Chapter 2 presents a review of the state-of-the-art in synthetic traffic generation. We first expand our discussion of packet-level traffic generation and data acquisition, and then examine source-level traffic generation more in depth. We review the literature on application-specific modeling, discussing models of web traffic and other applications, and also consider several approaches for generating traffic driven by more than one application. We also discuss existing methods for controlling the traffic load created in networking experiments. The chapter finally considers some research efforts addressing implementation issues.

Chapter 3 discusses abstract source-level modeling, presenting several examples of real applications and how their behavior can be described using our a-b-t notation. We also present our measurement algorithm for transforming a packet header trace into a collection of sequential and concurrent a-b-t connection vectors. The chapter also includes a validation of the measurement method using synthetic applications, and a measurement study that examines the statistical properties of the a-b-t connection vectors extracted from five real traces.

Chapter 4 focuses on network-level measurement. We first describe our methods for measuring round-trip times, window sizes and loss rates, and an evaluation of their accuracy. While this set of parameters is by no means complete, it does include the main parameters that affect the average throughput of a TCP connection found in a trace. The second part of Chapter 4 describes the network-level metrics that we consider in the evaluation of our traffic generation method: packet and byte throughput time series, their marginal distributions, wavelet spectra, Hurst parameter estimates and time series of active connections.

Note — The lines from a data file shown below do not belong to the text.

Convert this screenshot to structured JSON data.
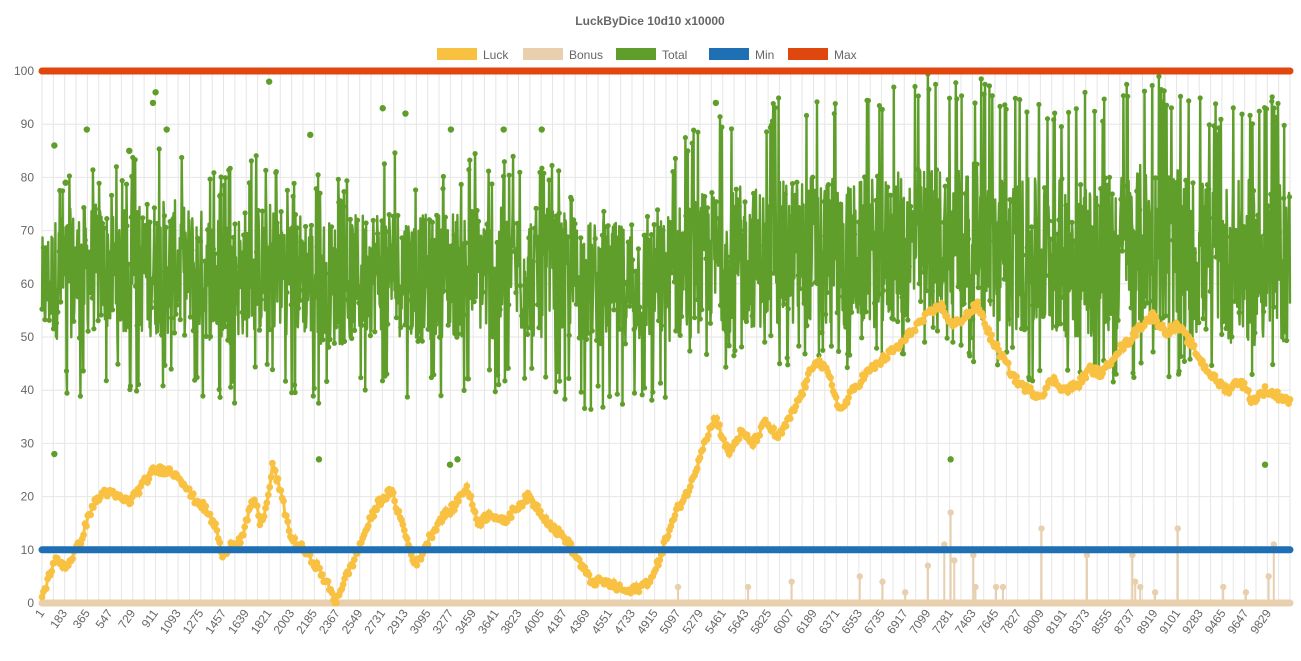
{
  "chart_data": {
    "type": "line",
    "title": "LuckByDice 10d10 x10000",
    "xlabel": "",
    "ylabel": "",
    "ylim": [
      0,
      100
    ],
    "y_ticks": [
      0,
      10,
      20,
      30,
      40,
      50,
      60,
      70,
      80,
      90,
      100
    ],
    "x_range": [
      1,
      10000
    ],
    "x_tick_labels": [
      "1",
      "183",
      "365",
      "547",
      "729",
      "911",
      "1093",
      "1275",
      "1457",
      "1639",
      "1821",
      "2003",
      "2185",
      "2367",
      "2549",
      "2731",
      "2913",
      "3095",
      "3277",
      "3459",
      "3641",
      "3823",
      "4005",
      "4187",
      "4369",
      "4551",
      "4733",
      "4915",
      "5097",
      "5279",
      "5461",
      "5643",
      "5825",
      "6007",
      "6189",
      "6371",
      "6553",
      "6735",
      "6917",
      "7099",
      "7281",
      "7463",
      "7645",
      "7827",
      "8009",
      "8191",
      "8373",
      "8555",
      "8737",
      "8919",
      "9101",
      "9283",
      "9465",
      "9647",
      "9829"
    ],
    "grid": true,
    "legend_position": "top-center",
    "colors": {
      "luck": "#f9c142",
      "bonus": "#e8cfae",
      "total": "#5f9e2a",
      "min": "#1f6fb5",
      "max": "#e0470e"
    },
    "series": [
      {
        "name": "Luck",
        "key": "luck",
        "x": [
          1,
          100,
          200,
          300,
          400,
          500,
          600,
          700,
          800,
          900,
          1000,
          1100,
          1200,
          1300,
          1400,
          1450,
          1500,
          1600,
          1700,
          1750,
          1800,
          1850,
          1900,
          2000,
          2100,
          2200,
          2300,
          2350,
          2400,
          2500,
          2600,
          2700,
          2800,
          2900,
          2950,
          3000,
          3100,
          3200,
          3300,
          3400,
          3500,
          3600,
          3700,
          3800,
          3900,
          4000,
          4100,
          4200,
          4300,
          4400,
          4500,
          4600,
          4700,
          4800,
          4900,
          5000,
          5100,
          5200,
          5300,
          5400,
          5500,
          5600,
          5700,
          5800,
          5900,
          6000,
          6100,
          6200,
          6300,
          6400,
          6500,
          6600,
          6700,
          6800,
          6900,
          7000,
          7100,
          7200,
          7300,
          7400,
          7500,
          7600,
          7700,
          7800,
          7900,
          8000,
          8100,
          8200,
          8300,
          8400,
          8500,
          8600,
          8700,
          8800,
          8900,
          9000,
          9100,
          9200,
          9300,
          9400,
          9500,
          9600,
          9700,
          9800,
          9900,
          10000
        ],
        "values": [
          1,
          8,
          7,
          11,
          18,
          21,
          20,
          19,
          22,
          25,
          25,
          24,
          20,
          18,
          14,
          8,
          11,
          12,
          20,
          15,
          18,
          26,
          22,
          12,
          10,
          7,
          3,
          0,
          3,
          8,
          14,
          19,
          21,
          14,
          10,
          7,
          12,
          16,
          18,
          22,
          15,
          17,
          15,
          18,
          20,
          17,
          14,
          12,
          8,
          4,
          4,
          3,
          2,
          3,
          5,
          12,
          18,
          22,
          30,
          35,
          28,
          32,
          30,
          34,
          31,
          35,
          40,
          46,
          43,
          36,
          40,
          43,
          45,
          47,
          49,
          52,
          54,
          56,
          52,
          54,
          56,
          50,
          46,
          42,
          40,
          39,
          42,
          40,
          41,
          44,
          43,
          47,
          49,
          52,
          54,
          51,
          52,
          49,
          45,
          42,
          40,
          42,
          38,
          40,
          39,
          38
        ]
      },
      {
        "name": "Bonus",
        "key": "bonus",
        "x": [
          5097,
          5658,
          6007,
          6553,
          6735,
          6917,
          7099,
          7230,
          7281,
          7310,
          7463,
          7480,
          7645,
          7700,
          8009,
          8373,
          8737,
          8760,
          8800,
          8919,
          9101,
          9465,
          9647,
          9829,
          9870
        ],
        "values": [
          3,
          3,
          4,
          5,
          4,
          2,
          7,
          11,
          17,
          8,
          9,
          3,
          3,
          3,
          14,
          9,
          9,
          4,
          3,
          2,
          14,
          3,
          2,
          5,
          11
        ]
      },
      {
        "name": "Total",
        "key": "total",
        "x": [
          1,
          100,
          200,
          300,
          400,
          500,
          600,
          700,
          800,
          900,
          1000,
          1100,
          1200,
          1300,
          1400,
          1500,
          1600,
          1700,
          1800,
          1900,
          2000,
          2100,
          2200,
          2300,
          2400,
          2500,
          2600,
          2700,
          2800,
          2900,
          3000,
          3100,
          3200,
          3300,
          3400,
          3500,
          3600,
          3700,
          3800,
          3900,
          4000,
          4100,
          4200,
          4300,
          4400,
          4500,
          4600,
          4700,
          4800,
          4900,
          5000,
          5100,
          5200,
          5300,
          5400,
          5500,
          5600,
          5700,
          5800,
          5900,
          6000,
          6100,
          6200,
          6300,
          6400,
          6500,
          6600,
          6700,
          6800,
          6900,
          7000,
          7100,
          7200,
          7300,
          7400,
          7500,
          7600,
          7700,
          7800,
          7900,
          8000,
          8100,
          8200,
          8300,
          8400,
          8500,
          8600,
          8700,
          8800,
          8900,
          9000,
          9100,
          9200,
          9300,
          9400,
          9500,
          9600,
          9700,
          9800,
          9900,
          10000
        ],
        "center": [
          59,
          61,
          62,
          62,
          63,
          63,
          62,
          62,
          63,
          63,
          63,
          63,
          62,
          62,
          61,
          61,
          62,
          62,
          63,
          63,
          62,
          62,
          61,
          60,
          60,
          61,
          62,
          63,
          63,
          62,
          61,
          61,
          62,
          62,
          62,
          63,
          62,
          62,
          62,
          62,
          62,
          62,
          61,
          61,
          60,
          60,
          60,
          60,
          60,
          60,
          61,
          62,
          63,
          64,
          65,
          64,
          65,
          65,
          65,
          65,
          66,
          66,
          67,
          66,
          65,
          65,
          66,
          66,
          66,
          67,
          67,
          68,
          68,
          68,
          68,
          68,
          67,
          66,
          66,
          65,
          65,
          65,
          65,
          65,
          65,
          65,
          66,
          66,
          67,
          67,
          67,
          66,
          65,
          65,
          64,
          64,
          64,
          64,
          64,
          64,
          64
        ],
        "upper": [
          75,
          80,
          82,
          83,
          84,
          82,
          83,
          84,
          86,
          88,
          87,
          86,
          84,
          83,
          82,
          82,
          83,
          84,
          86,
          84,
          82,
          82,
          81,
          80,
          80,
          81,
          83,
          84,
          85,
          84,
          82,
          82,
          83,
          84,
          85,
          85,
          84,
          84,
          85,
          84,
          84,
          82,
          81,
          80,
          79,
          78,
          77,
          76,
          77,
          78,
          82,
          88,
          90,
          92,
          92,
          92,
          93,
          94,
          94,
          95,
          96,
          97,
          98,
          97,
          95,
          95,
          96,
          97,
          97,
          98,
          99,
          100,
          100,
          100,
          100,
          99,
          98,
          97,
          96,
          95,
          95,
          95,
          95,
          96,
          96,
          96,
          97,
          98,
          99,
          99,
          99,
          97,
          96,
          95,
          94,
          94,
          95,
          96,
          96,
          96,
          95
        ],
        "lower": [
          40,
          38,
          38,
          38,
          39,
          40,
          39,
          39,
          40,
          40,
          40,
          40,
          39,
          38,
          37,
          37,
          38,
          39,
          40,
          40,
          39,
          38,
          37,
          36,
          37,
          38,
          39,
          40,
          40,
          39,
          38,
          38,
          39,
          39,
          39,
          40,
          39,
          39,
          39,
          39,
          39,
          38,
          37,
          37,
          36,
          36,
          35,
          35,
          35,
          36,
          38,
          40,
          42,
          44,
          44,
          44,
          44,
          45,
          45,
          44,
          44,
          45,
          46,
          45,
          44,
          44,
          44,
          45,
          45,
          45,
          45,
          46,
          46,
          46,
          46,
          45,
          44,
          43,
          42,
          41,
          41,
          40,
          40,
          40,
          40,
          41,
          41,
          42,
          42,
          42,
          42,
          41,
          40,
          40,
          39,
          39,
          39,
          39,
          39,
          39,
          39
        ],
        "notable_points": [
          [
            100,
            86
          ],
          [
            190,
            79
          ],
          [
            360,
            89
          ],
          [
            700,
            85
          ],
          [
            890,
            94
          ],
          [
            911,
            96
          ],
          [
            1000,
            89
          ],
          [
            1821,
            98
          ],
          [
            2150,
            88
          ],
          [
            2731,
            93
          ],
          [
            2913,
            92
          ],
          [
            3277,
            89
          ],
          [
            3700,
            89
          ],
          [
            4005,
            89
          ],
          [
            5150,
            100
          ],
          [
            5400,
            94
          ],
          [
            5500,
            100
          ],
          [
            7281,
            27
          ],
          [
            9101,
            100
          ],
          [
            9720,
            100
          ],
          [
            9800,
            26
          ],
          [
            100,
            28
          ],
          [
            2220,
            27
          ],
          [
            3270,
            26
          ],
          [
            3330,
            27
          ]
        ]
      },
      {
        "name": "Min",
        "key": "min",
        "x": [
          1,
          10000
        ],
        "values": [
          10,
          10
        ]
      },
      {
        "name": "Max",
        "key": "max",
        "x": [
          1,
          10000
        ],
        "values": [
          100,
          100
        ]
      }
    ]
  }
}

Chapter 5 describes source-level trace replay and our implementation in a network testbed. We present a validation of this implementation using the source-level trace replays of five traces. For each trace, we study the a-b-t connection vectors extracted from the original traces and those found in replays with and without packet losses at the network links. The results demonstrate the accuracy of our approach, and also uncover some difficulties, which are in some cases inherent to the a-b-t model and its passive method of data acquisition.

Chapter 6 examines the results of several source-level trace replay experiments. Our analysis compares original traces and their source-level trace replays using the rich set of metrics introduced in Chapter 4, revealing a remarkably close approximation. This study also includes a comparison of traffic generated with the a-b-t model and with a simplified version that ``disables'' source-level modeling, which is shown to perform well for some metrics and poorly for others. As in the previous chapter, we also consider experiments with and without artificial losses, showing that loss did not have a dominant impact on the characteristics of the original traffic. In general, our results provide a strong justification of our source-level modeling approach, demonstrating that the closed-loop replay of a-b-t connection vectors closely resembles real traffic.

Chapter 7 presents our two resampling methods, Poisson Resampling and Block Resampling. These methods enable the researcher to introduce controlled variability in source-level trace replay experiments, without sacrificing reproducibility. In addition, we consider the problem of load scaling, i.e., how to control the resampling process to obtain a new trace with a target offered load. Our work demonstrates that this task can be accomplished by keeping track of the total number of data bytes in the resampled trace, but not by keeping track of the number of connections. Our scaling methods eliminate the common need for running a preliminary study to calibrate the traffic generator.

Chapter 8 presents our conclusions and discusses future work.